There’s still time to nominate local icons for Best of D.C.
HO HO WHO: Mike Love. You know, the Beach Boys singer and guitarist who still tours under the classic band’s name, even though actual Beach Boys maestro Brian Wilson is still out there doing his own thing. You know, the Beach Boys singer and guitarist who, ahem, is keen on you-know-who and played a 2017 inaugural ball under the Beach Boys moniker, even though Brian Wilson wasn’t there, so was it really the Beach Boys at all? (No.) Anyway, Love’s got a new Christmas album and he’s touring in support of it, with a Dec. 10 stop at Strathmore. (Brian, who got Al Jardine and Blondie Chaplin in the divorce, is also on tour, performing The Beach Boys’ Christmas Album in its entirety.)
CHRISTMAS BLOOD FEUD: When I think about the Beach Boys, I eventually wonder how awkward it gets when the extended Wilson clan gets together. Anyway, on Love’s new holiday LP, Reason for the Season, he teams up with a different set of pop-rock brothers of yesteryear: Hanson! Isaac, Taylor, and Zac—who are now, like, dads—released a Christmas album last year called Finally It’s Christmas, including a peppy, horn-laden title track about all the different ways people get excited for Santa time. “You can’t deny there’s something in the air/If you’re in London or in Santa Fe/You’ll hope for snow to fall on Christmas day/Finally it’s Christmas,” they harmonize. In the 2018 cut, Love takes over lead, kicking the brothers to backing vocals, and swapping out Taylor’s competent keyboarding for a few more “oo-ee-oos” and many more bells.

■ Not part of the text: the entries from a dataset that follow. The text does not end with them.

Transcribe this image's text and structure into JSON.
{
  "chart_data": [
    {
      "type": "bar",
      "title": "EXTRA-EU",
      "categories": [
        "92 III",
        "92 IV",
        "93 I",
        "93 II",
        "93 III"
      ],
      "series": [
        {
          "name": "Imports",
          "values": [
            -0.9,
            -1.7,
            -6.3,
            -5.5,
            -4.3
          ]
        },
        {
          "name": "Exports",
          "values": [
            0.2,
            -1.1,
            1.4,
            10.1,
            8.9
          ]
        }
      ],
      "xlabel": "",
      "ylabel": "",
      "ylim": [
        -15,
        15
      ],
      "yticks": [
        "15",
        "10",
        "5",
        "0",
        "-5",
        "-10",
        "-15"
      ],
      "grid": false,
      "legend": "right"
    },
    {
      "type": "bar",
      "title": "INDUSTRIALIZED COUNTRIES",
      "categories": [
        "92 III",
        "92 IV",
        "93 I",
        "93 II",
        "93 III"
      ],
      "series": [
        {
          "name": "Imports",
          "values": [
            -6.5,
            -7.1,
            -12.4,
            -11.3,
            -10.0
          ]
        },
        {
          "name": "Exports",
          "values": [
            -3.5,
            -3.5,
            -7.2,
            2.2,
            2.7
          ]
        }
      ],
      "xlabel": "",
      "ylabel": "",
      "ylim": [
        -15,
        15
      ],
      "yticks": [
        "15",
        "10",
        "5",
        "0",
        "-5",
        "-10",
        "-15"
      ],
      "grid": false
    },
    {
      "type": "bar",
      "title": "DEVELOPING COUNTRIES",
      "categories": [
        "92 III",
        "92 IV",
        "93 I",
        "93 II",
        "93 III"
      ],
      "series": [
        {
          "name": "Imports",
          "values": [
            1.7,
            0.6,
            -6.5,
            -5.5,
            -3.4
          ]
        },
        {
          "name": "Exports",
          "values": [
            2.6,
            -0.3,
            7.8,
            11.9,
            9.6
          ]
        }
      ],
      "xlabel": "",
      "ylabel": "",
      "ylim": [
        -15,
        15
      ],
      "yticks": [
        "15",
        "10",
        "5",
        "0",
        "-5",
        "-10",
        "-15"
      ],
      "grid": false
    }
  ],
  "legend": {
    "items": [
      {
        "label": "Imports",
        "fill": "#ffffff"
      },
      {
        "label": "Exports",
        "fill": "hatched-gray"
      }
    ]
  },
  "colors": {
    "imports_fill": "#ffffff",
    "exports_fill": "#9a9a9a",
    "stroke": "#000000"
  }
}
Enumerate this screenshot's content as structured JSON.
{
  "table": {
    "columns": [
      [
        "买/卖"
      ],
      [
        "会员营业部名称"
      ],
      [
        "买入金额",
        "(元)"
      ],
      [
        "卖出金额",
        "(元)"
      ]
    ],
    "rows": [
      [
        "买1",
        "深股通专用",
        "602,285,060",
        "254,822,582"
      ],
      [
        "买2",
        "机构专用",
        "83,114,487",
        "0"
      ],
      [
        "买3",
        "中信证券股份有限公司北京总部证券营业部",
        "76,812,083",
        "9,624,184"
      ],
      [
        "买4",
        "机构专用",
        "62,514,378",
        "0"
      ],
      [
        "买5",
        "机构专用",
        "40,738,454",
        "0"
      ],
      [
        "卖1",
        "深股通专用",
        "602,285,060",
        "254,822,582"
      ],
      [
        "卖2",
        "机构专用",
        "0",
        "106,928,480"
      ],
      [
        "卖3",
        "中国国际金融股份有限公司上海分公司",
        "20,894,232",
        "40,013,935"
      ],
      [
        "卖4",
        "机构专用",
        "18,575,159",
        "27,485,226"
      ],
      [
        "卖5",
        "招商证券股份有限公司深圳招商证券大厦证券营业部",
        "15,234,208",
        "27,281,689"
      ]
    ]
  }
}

IT’S THE LITTLE FAINT TRICK: Mike Love is 77. Obviously anything he does is going to be a nostalgia play, and in teaming up with Hanson, he’s double dipping. If Hanson had written “Finally It’s Christmas” in their castrati heyday, it would’ve been annoyingly inescapable in every shopping mall for the back half of the ’90s. But in 2017, Hanson’s original—a solidly built, if corny power-pop song—was easily overlooked. A year later, it’s a Mike Love tune overlaid with that Brother Records-esque sheen designed to lure people who want to make America Surfin’ U.S.A. again.
CHEER FACTOR: 4/10; but maybe 2/10 if you’re spending the holidays awaiting sentencing in the special counsel’s investigation.